The IMF had sent a mission to Pakistan to hold talks with the government, and it appears Pakistani authorities have been unable to reach a staff-level agreement at this stage.
The IMF said virtual discussions will continue in the coming days, suggesting that there may be some time before Pakistan can officially revive the IMF programme
IMF stresses on ‘timely, decisive’ implementation of policies as virtual discussions to continue
In a series of tweets Dr Syed, who previously served as an advisor at the IMF, said he was not privy to any of the discussions held between the Pakistani authorities and the international lender, but based on previous experiences at the Fund and negotiating with them, gave his two cents.
“For an IMF team to leave town without an agreement is not that uncommon in program reviews. It has happened before in other countries. It has also happened before in Pakistan,” said Dr Syed.

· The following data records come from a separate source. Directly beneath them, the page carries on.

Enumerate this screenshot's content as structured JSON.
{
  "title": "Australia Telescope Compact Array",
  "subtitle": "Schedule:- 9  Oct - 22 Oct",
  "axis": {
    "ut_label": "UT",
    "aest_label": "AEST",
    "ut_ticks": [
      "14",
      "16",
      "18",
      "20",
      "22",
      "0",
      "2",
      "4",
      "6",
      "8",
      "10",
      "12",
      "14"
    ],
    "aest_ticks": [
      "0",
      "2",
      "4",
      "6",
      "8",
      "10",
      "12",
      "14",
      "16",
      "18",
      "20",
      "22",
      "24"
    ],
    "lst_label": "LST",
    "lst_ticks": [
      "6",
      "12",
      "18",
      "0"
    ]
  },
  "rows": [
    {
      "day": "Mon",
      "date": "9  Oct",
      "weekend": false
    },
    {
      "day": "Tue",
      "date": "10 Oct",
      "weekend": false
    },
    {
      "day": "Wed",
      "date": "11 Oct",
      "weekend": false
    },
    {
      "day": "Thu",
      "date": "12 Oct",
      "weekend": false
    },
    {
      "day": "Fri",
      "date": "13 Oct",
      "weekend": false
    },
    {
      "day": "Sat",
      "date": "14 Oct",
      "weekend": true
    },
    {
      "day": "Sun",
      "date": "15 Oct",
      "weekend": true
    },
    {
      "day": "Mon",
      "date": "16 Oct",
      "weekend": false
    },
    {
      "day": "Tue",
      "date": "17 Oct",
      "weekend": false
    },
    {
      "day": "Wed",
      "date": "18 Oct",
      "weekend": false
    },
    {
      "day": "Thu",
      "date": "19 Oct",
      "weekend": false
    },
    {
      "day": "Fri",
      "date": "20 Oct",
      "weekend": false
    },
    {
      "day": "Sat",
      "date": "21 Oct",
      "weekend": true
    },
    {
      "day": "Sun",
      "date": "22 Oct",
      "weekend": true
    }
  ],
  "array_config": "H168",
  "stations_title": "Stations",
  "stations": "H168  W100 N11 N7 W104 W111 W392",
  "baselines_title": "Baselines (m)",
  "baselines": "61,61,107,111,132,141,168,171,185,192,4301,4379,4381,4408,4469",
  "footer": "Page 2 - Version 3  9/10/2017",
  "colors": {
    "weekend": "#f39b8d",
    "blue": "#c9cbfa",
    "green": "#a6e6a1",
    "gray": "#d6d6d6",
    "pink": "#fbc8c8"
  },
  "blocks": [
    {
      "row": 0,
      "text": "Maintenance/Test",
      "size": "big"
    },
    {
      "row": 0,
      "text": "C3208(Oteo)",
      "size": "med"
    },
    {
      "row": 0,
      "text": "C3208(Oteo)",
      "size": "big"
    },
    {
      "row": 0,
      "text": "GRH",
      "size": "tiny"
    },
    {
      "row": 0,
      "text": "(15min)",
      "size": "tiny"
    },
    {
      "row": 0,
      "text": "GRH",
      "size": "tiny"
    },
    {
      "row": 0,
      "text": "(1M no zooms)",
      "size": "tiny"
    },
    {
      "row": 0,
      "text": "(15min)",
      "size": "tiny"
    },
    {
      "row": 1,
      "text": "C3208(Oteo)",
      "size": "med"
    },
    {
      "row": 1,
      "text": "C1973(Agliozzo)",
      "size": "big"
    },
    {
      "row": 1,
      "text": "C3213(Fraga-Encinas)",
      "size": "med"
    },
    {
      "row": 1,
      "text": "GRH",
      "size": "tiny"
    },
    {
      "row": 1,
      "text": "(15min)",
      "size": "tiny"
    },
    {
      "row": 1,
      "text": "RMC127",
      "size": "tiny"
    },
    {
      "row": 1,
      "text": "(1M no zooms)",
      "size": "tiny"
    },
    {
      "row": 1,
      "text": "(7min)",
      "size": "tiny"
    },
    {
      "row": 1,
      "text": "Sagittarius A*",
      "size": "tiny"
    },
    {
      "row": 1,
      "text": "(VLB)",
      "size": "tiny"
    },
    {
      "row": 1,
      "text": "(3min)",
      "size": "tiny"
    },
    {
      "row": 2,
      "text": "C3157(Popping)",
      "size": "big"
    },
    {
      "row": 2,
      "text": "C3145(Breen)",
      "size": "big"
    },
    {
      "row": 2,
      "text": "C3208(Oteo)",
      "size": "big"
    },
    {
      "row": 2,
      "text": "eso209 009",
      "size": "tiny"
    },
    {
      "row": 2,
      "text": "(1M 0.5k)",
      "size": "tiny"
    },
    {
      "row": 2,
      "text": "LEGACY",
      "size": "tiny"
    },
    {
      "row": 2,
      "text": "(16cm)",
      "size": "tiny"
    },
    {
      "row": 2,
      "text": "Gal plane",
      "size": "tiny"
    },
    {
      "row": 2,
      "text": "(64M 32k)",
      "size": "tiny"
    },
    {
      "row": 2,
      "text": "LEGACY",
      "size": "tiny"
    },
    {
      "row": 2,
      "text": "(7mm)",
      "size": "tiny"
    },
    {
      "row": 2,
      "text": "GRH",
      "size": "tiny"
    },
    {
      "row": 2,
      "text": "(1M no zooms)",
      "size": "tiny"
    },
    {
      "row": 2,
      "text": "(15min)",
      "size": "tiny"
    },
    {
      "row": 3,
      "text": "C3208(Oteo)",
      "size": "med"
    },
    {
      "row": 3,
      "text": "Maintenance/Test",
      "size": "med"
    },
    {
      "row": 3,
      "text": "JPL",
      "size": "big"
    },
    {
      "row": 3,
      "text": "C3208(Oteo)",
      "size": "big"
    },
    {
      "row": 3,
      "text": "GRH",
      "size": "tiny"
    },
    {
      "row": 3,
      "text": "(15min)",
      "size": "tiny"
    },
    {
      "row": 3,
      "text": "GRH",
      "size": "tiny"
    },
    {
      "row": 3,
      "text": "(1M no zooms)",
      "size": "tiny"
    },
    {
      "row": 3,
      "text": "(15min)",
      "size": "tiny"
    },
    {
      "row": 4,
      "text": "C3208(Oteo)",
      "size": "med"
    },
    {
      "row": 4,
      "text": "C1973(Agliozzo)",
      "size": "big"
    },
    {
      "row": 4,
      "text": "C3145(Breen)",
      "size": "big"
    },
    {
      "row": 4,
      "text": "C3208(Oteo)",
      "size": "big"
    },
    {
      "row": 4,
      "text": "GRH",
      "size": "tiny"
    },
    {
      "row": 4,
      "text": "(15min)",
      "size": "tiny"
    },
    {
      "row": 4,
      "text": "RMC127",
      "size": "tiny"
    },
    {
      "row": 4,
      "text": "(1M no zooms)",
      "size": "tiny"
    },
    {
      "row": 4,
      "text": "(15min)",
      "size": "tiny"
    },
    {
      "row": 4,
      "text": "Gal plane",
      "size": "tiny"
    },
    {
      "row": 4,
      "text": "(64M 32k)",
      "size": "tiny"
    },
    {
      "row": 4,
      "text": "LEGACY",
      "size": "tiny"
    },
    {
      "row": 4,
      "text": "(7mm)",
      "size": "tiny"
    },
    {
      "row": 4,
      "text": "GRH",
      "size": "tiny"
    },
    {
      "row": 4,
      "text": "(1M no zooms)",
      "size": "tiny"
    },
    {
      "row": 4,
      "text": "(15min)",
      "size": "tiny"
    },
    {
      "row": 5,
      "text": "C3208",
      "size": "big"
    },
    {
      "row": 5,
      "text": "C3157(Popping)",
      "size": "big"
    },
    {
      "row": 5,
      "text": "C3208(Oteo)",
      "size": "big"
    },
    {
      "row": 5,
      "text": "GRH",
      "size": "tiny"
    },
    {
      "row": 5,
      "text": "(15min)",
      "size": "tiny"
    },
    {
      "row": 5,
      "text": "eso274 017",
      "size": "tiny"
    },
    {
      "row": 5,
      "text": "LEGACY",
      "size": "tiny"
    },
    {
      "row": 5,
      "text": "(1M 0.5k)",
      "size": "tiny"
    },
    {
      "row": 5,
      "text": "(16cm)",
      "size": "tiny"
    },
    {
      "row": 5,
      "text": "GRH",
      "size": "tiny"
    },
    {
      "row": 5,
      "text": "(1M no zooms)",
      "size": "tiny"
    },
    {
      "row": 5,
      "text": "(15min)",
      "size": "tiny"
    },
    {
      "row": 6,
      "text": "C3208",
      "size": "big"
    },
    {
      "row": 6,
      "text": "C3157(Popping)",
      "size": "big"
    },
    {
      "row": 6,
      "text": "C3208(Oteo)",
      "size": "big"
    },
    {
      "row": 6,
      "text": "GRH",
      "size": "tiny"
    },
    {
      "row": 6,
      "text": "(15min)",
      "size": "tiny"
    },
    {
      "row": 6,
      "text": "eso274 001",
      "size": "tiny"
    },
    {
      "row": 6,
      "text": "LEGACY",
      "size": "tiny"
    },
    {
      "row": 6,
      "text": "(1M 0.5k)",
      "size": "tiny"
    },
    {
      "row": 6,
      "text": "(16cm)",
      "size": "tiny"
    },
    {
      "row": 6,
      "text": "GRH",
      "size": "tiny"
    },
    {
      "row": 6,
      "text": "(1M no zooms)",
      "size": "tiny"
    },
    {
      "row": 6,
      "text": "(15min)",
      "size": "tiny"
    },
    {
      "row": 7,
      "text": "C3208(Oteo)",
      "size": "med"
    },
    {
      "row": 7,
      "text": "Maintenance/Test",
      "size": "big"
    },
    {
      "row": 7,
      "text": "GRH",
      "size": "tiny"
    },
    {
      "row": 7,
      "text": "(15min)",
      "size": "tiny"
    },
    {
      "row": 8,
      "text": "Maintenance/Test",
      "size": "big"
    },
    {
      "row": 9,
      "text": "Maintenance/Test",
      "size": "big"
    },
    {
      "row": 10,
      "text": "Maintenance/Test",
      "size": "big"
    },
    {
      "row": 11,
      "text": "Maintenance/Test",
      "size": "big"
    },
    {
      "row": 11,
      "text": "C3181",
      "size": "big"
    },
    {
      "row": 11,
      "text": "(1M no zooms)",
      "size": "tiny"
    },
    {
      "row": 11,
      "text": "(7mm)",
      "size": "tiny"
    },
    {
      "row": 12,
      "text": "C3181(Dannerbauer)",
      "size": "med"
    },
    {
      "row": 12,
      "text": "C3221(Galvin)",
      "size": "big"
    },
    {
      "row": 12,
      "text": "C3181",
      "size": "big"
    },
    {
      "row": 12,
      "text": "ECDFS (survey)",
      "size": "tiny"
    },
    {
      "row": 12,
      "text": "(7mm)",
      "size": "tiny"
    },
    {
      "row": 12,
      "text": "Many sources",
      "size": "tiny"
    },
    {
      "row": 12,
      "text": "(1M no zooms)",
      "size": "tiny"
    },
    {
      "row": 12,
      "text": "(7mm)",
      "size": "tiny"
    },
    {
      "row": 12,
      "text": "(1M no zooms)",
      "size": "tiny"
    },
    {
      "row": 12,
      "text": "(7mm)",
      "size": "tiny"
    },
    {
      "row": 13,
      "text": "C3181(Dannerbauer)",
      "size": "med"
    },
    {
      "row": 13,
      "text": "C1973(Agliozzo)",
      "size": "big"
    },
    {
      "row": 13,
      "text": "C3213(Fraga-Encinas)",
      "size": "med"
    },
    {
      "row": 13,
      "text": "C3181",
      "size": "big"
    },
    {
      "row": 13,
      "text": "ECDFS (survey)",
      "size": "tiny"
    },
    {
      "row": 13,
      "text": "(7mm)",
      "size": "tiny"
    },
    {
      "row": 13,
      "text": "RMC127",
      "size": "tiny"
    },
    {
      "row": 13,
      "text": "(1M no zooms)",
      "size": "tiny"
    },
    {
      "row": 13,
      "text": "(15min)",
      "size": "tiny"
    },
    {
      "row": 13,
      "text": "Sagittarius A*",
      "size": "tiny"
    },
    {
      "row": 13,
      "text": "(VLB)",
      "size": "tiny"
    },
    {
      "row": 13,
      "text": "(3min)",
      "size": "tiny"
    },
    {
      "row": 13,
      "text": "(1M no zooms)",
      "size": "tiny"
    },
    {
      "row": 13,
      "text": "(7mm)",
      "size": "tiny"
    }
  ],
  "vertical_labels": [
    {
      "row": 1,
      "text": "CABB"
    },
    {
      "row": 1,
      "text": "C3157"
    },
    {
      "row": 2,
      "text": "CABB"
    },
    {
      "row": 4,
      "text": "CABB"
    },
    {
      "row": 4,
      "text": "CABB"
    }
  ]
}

“There are often some differences that remain or steps that need to be taken before an agreement can be inked,” he said.
“The key issue is how large the differences that remain are,” said the ex-SBP official.
“Sometimes, they are not that significant and just need a few days to settle. In these cases, the discussions can be concluded virtually and an agreement reached fairly soon after the mission has returned to Washington DC,” he said, adding that further information on the issues will become available in the coming days.
“Some finite time in reaching an agreement should not be too big an issue. But if it drags on for say longer than a month or so, then things get more difficult as our foreign exchange reserves have reached a critical level,” Dr Syed highlighted.
Pakistan’s total liquid foreign exchange reserves further shrunk by $202 million during the last week.
According to the State Bank of Pakistan’s weekly report issued on Thursday, total liquid foreign reserves held by the country stood at $8.54 billion as of February 3, 2023, compared to $8.74 billion as of Jan 27, 2023.
Dr Syed said that communication will be important in the interim, both from the government and the IMF. “With sentiment fragile and people generally panicky, this will require maturity and care on both sides,” he said.
“Finally, we must remember that the next step is a staff-level agreement (SLA). That will then need to be taken to the IMF Board before the next tranche of $1.2 billion is released.
“This can take up to a month after the SLA.”